"Eres luciérnaga, que alumbra mis negras soledades."
Recuerdo mis días de infancia, gustaba por vacacionar en el pueblo donde vive Mamita Viky y Papá Andrés. En verano el inclemente calor huaxteco sonrojaba nuestra insípidas mejillas citadinas. Caminábamos por la rivera de un río seco flanqueados por milpas y enormes árboles que alegres nos ofrecían la protección de sus sombras.
Subíamos la pendiente del lomerío por la calle principal hecha con piedras perfectamente ensambladas. Las casitas de adobe encaladas nos recibían con sus puertas abiertas, los perros flacos anunciaban con ferozes ladridos nuestra llegada. Los parroquianos se asomaban por las ventanas y nos saludaban con francas sonrisas como si hiciera mucho tiempo que añoraban nuestra llegada.
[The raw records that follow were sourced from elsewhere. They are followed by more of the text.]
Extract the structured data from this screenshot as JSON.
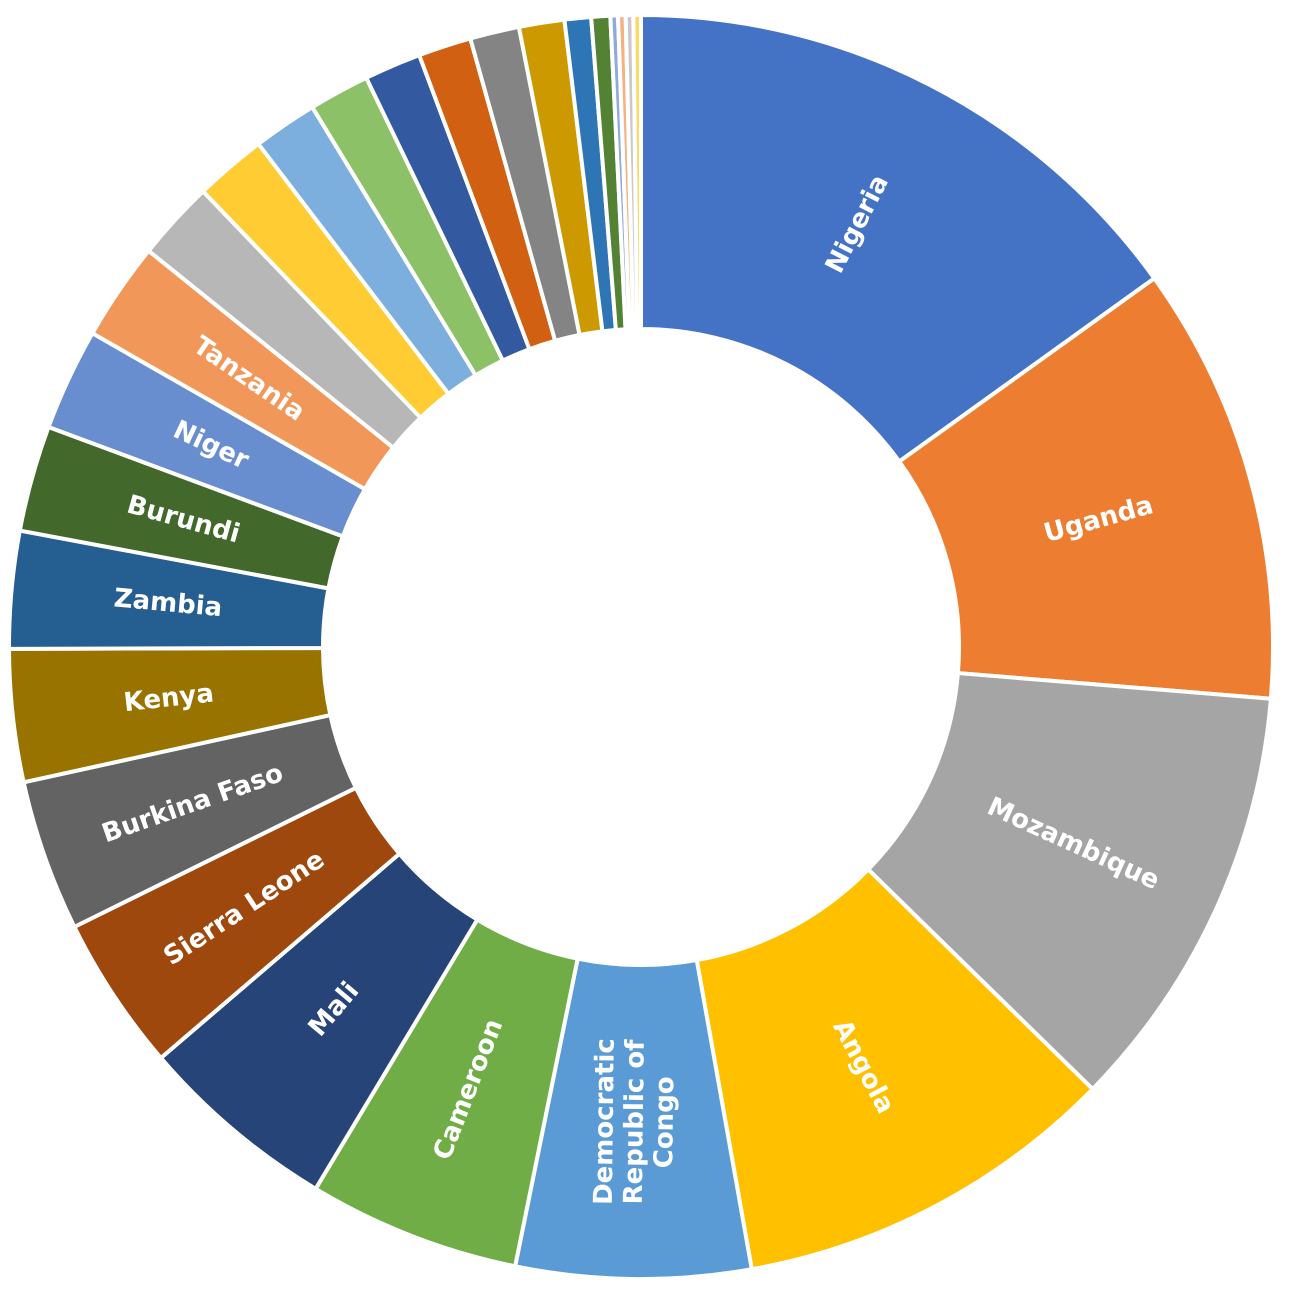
{
  "chart_data": {
    "type": "pie",
    "variant": "donut",
    "title": "",
    "start": "top, clockwise",
    "legend": "none",
    "slices": [
      {
        "label": "Nigeria",
        "value": 15.6,
        "color": "#4472C4",
        "shown": true
      },
      {
        "label": "Uganda",
        "value": 11.6,
        "color": "#ED7D31",
        "shown": true
      },
      {
        "label": "Mozambique",
        "value": 11.4,
        "color": "#A5A5A5",
        "shown": true
      },
      {
        "label": "Angola",
        "value": 10.2,
        "color": "#FFC000",
        "shown": true
      },
      {
        "label": "Democratic Republic of Congo",
        "value": 6.2,
        "color": "#5B9BD5",
        "shown": true
      },
      {
        "label": "Cameroon",
        "value": 5.6,
        "color": "#70AD47",
        "shown": true
      },
      {
        "label": "Mali",
        "value": 5.3,
        "color": "#264478",
        "shown": true
      },
      {
        "label": "Sierra Leone",
        "value": 4.1,
        "color": "#9E480E",
        "shown": true
      },
      {
        "label": "Burkina Faso",
        "value": 4.0,
        "color": "#636363",
        "shown": true
      },
      {
        "label": "Kenya",
        "value": 3.5,
        "color": "#997300",
        "shown": true
      },
      {
        "label": "Zambia",
        "value": 3.1,
        "color": "#255E91",
        "shown": true
      },
      {
        "label": "Burundi",
        "value": 2.8,
        "color": "#43682B",
        "shown": true
      },
      {
        "label": "Niger",
        "value": 2.7,
        "color": "#698ED0",
        "shown": true
      },
      {
        "label": "Tanzania",
        "value": 2.6,
        "color": "#F1975A",
        "shown": true
      },
      {
        "label": "",
        "value": 2.1,
        "color": "#B7B7B7",
        "shown": false
      },
      {
        "label": "",
        "value": 1.9,
        "color": "#FFCD33",
        "shown": false
      },
      {
        "label": "",
        "value": 1.7,
        "color": "#7CAFDD",
        "shown": false
      },
      {
        "label": "",
        "value": 1.6,
        "color": "#8CC168",
        "shown": false
      },
      {
        "label": "",
        "value": 1.5,
        "color": "#335AA1",
        "shown": false
      },
      {
        "label": "",
        "value": 1.4,
        "color": "#D26012",
        "shown": false
      },
      {
        "label": "",
        "value": 1.3,
        "color": "#848484",
        "shown": false
      },
      {
        "label": "",
        "value": 1.2,
        "color": "#CC9A00",
        "shown": false
      },
      {
        "label": "",
        "value": 0.7,
        "color": "#2E75B6",
        "shown": false
      },
      {
        "label": "",
        "value": 0.5,
        "color": "#548235",
        "shown": false
      },
      {
        "label": "",
        "value": 0.2,
        "color": "#8FAADC",
        "shown": false
      },
      {
        "label": "",
        "value": 0.2,
        "color": "#F4B183",
        "shown": false
      },
      {
        "label": "",
        "value": 0.2,
        "color": "#C9C9C9",
        "shown": false
      },
      {
        "label": "",
        "value": 0.2,
        "color": "#FFD966",
        "shown": false
      }
    ]
  }
}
De cuando en cuando nos detenían para abrazarnos, intercambiar un par de palabras afectuosas o para ayudarnos con el equipaje.
Lo mas divertido era ir al río. Mamá parecía ser otra mujer estando en casa de los abuelos. Subía una enorme bandeja llena de ropa sucia en su cabeza, y caminaba con sorprendente equilibrio. Caminaba descalza sobre los gijarros, algo que nunca pudimos imitar sin llevarnos una uña del pie rota o algún raspón.
Atravezábamos un potrero que se extendía vasto en la planicie. El camino hacia el río se había formado a fuerza del paso de los bañistas. Semejaba una serpiente ceniza sobre el pastizal. No habían árboles en todo ese espacio. Al acercarnos aparecían los primeros arbustos y los sauces nos recibían danzarines. El arruyo del agua nos invitaba a despojarnos de las ropas para nadar en improvisadas pozas artificiales.
Era inevitable tragar un poco de agua, que la jícara se fuera con la corriente del río o que el jabón se nos desvaneciera y desapareciera en las oscuras profundidades del agua.
Mamá tendía las sábanas sobre el pedregal y sobre los arbustos. Se notaba jovial, sus movimientos eran mas lentos y armónicos, entonces era feliz.
De regreso a casa comenzaba a caer el manto nocturno, a la lejanía se oía una radio tocando viejas canciones, los perros se adueñaban de las calles sin dejar transitar a los vecinos. Entonces aparecían por todos lados, etéreas, flotantes, pequeñas luciérnagas atravezando el valle ante aquél sórdido silencio. Mi hermano y yo jugábamos a correr detrás de ellas y con suerte cogíamos una para volverla a poner en libertad una vez satisfecha nuestra curiosidad. Esos foquitos deambulantes nos impresionaban tanto que a veces solíamos permanecer absortos mirándolos, hasta que mamá se adelantaba lo suficiente como para apretar el paso, en silencio, sumidos en nuestros propios pensamientos.
Ahora que he crecido sigo pescando pequeñas luces que me alegren el camino.